Saturday 21 November 2015

Matthew 16:21-23 = Mistaken zeal

Peter just had a great revelation. He said of Jesus - You are the Christ, the Son of the Living God. Jesus told Him how from a shifting-sands like character, he was going to be stable and solid like a rock. We can see it as a hint by Jesus on the part he would be playing in the His New Community. As we have said in the previous passage that he still needed to be honed. So the process had begun.    
 
It seems so ironical isn’t it? The same Peter who was given a grand revelation of who Jesus really is, now trying to prevent Him from fulfilling His mission. His idea of what God’s Messiah would do was much like the Jews. He was expecting the Messiah to lead them in a revolution against their pagan enemy, the Romans. Messiah would free them from their oppression and like David, should lead in the march forward.
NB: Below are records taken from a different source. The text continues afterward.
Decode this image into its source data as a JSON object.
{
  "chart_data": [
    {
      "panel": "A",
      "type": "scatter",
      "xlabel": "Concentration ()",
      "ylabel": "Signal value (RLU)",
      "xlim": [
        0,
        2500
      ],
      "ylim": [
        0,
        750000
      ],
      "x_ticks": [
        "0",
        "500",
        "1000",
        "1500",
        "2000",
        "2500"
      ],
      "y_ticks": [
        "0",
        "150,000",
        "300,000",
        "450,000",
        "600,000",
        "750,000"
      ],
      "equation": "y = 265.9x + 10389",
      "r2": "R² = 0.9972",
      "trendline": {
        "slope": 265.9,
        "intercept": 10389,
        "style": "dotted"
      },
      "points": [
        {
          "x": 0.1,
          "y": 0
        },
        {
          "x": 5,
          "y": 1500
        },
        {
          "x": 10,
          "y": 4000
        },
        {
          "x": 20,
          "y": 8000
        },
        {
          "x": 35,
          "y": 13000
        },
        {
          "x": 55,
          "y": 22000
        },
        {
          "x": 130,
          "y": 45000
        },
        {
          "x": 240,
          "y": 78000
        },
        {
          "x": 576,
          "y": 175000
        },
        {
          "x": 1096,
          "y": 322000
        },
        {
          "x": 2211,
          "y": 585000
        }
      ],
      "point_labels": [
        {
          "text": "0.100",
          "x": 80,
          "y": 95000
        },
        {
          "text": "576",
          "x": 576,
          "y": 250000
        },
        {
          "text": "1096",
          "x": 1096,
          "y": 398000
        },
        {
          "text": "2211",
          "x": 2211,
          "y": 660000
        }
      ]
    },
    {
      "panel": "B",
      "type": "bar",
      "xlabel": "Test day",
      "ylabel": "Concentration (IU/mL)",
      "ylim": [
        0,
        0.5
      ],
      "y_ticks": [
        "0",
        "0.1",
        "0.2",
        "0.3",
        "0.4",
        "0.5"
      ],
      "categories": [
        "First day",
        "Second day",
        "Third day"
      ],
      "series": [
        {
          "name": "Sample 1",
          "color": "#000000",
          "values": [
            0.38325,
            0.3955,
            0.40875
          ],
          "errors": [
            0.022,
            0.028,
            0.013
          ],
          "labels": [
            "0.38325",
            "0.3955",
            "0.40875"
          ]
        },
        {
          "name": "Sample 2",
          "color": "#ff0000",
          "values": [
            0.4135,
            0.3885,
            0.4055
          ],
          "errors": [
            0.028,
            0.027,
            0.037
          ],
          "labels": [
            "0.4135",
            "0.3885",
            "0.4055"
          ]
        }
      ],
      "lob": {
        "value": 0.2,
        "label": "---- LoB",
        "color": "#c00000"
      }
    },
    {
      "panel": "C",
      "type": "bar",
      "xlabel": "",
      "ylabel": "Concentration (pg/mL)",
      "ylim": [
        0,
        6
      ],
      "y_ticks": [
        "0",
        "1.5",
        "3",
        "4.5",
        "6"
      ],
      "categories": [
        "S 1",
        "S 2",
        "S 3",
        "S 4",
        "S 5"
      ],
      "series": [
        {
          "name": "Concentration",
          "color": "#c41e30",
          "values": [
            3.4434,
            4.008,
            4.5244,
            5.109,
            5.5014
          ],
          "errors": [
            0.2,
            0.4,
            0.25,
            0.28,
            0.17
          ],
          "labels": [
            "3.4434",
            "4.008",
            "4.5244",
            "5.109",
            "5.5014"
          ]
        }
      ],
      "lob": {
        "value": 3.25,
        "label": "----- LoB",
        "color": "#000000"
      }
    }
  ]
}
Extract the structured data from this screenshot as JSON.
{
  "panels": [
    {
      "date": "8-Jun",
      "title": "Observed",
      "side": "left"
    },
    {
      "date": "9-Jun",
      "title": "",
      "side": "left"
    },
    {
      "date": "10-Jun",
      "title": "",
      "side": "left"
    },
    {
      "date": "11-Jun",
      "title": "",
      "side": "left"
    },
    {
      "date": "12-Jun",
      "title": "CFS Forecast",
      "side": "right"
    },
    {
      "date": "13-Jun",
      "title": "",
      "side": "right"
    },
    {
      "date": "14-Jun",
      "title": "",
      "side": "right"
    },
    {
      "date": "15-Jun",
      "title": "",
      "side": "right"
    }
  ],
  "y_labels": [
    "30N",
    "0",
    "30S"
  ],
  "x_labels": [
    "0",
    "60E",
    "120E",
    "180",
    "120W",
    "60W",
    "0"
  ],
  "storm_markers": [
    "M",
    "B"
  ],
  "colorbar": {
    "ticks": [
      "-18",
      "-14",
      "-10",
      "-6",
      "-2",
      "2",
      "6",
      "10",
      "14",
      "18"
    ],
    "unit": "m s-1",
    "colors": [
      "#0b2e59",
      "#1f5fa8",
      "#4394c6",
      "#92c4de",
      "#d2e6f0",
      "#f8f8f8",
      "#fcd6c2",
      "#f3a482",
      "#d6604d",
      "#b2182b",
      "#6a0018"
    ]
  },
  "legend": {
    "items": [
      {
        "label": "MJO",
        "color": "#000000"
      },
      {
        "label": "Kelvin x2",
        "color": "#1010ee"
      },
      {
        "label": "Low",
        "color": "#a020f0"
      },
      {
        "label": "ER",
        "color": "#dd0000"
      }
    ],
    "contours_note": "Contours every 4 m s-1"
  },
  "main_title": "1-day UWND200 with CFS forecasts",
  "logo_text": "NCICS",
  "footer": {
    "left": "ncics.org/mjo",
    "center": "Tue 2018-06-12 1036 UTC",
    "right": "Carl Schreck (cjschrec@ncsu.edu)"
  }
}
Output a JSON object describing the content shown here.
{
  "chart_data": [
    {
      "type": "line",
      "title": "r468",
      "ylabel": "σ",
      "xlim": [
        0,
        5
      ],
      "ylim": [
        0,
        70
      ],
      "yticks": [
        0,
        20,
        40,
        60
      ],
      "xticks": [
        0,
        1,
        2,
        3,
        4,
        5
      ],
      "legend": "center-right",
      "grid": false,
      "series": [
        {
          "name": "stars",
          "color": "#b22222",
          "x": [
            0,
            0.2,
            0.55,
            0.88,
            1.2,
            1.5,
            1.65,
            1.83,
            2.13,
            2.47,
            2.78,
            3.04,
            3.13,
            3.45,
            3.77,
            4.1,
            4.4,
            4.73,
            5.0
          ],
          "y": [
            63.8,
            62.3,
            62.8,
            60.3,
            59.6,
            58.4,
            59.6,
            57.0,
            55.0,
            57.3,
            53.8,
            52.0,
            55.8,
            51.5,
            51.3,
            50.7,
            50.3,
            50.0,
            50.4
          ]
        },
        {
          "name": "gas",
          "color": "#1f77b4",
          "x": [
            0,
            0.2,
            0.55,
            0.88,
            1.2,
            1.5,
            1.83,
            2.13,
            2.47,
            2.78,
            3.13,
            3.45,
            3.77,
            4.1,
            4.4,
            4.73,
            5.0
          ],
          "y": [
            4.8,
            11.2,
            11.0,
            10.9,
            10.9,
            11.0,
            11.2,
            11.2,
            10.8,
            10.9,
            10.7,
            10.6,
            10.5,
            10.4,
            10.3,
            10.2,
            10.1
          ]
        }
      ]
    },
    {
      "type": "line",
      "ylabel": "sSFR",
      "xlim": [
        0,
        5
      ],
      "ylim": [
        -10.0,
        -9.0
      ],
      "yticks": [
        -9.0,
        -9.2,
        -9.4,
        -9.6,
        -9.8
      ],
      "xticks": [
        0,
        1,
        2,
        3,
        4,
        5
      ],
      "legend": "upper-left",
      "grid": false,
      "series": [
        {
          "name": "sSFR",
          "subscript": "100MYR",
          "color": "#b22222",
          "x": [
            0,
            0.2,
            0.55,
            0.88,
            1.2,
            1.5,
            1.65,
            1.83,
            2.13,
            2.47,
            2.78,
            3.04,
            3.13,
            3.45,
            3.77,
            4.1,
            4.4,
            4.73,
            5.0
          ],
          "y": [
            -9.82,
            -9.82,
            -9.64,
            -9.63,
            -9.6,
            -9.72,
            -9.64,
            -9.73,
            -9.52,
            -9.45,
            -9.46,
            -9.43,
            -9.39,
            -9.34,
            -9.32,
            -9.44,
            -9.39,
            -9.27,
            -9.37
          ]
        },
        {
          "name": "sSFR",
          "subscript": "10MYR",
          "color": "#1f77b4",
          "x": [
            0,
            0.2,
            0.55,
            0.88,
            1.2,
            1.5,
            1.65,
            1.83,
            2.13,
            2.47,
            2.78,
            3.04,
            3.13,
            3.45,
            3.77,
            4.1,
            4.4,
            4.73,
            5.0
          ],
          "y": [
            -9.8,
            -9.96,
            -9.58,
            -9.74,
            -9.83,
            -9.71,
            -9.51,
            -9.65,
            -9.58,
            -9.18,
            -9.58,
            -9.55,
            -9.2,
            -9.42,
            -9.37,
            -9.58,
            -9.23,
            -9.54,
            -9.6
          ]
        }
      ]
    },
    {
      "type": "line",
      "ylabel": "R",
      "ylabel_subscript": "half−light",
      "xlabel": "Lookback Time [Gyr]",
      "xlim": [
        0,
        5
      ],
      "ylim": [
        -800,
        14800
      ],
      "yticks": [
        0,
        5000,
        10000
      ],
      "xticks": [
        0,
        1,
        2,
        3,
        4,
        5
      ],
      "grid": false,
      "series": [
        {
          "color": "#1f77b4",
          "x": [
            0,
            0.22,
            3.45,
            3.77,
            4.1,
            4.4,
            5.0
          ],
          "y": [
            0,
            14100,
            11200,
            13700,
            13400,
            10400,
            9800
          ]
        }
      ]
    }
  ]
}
Hence when told of God’s intended way to bring about the expected liberation, he balked. Having told that Jesus would build His church, the next natural step should be to strategize how to bring it about. Peter was probably expecting the Lord to sit down with them, His disciples, and talk about plans to bring forth what He had said into fruition. Instead the Lord began to reveal the crux of His mission.  
 
Here were how things would be happening, He must go to Jerusalem and suffered greatly at the hands of the elders, chief priests and the scribes and eventually be killed. But He also told them That He would rise on the third day. Instead of being on God’s side, Peter played the devil’s advocate. He took the Lord aside and rebuked Him. He said some very sharp words to the Lord, “God forbid, Lord! This shall never happen to you.” Immediately, the Lord told him off. Peter unwittingly had played himself into Satan’s hand and would have become a tool in his hand to foil God’s grand scheme to save humanity. Peter had thus become a stumbling block. His thinking was not in God’s grand scheme, his concern was merely for the interest of men.
 
When we are called into leadership or into God’s service, we need to be careful to seek to be on God’s side. We must seek to look at things from God’s perspective. We must be concerned with God’s work and the advancement of His Kingdom, but we must never play into the enemy’s hand, and unwittingly retard the progress of God’s plan and purpose through us.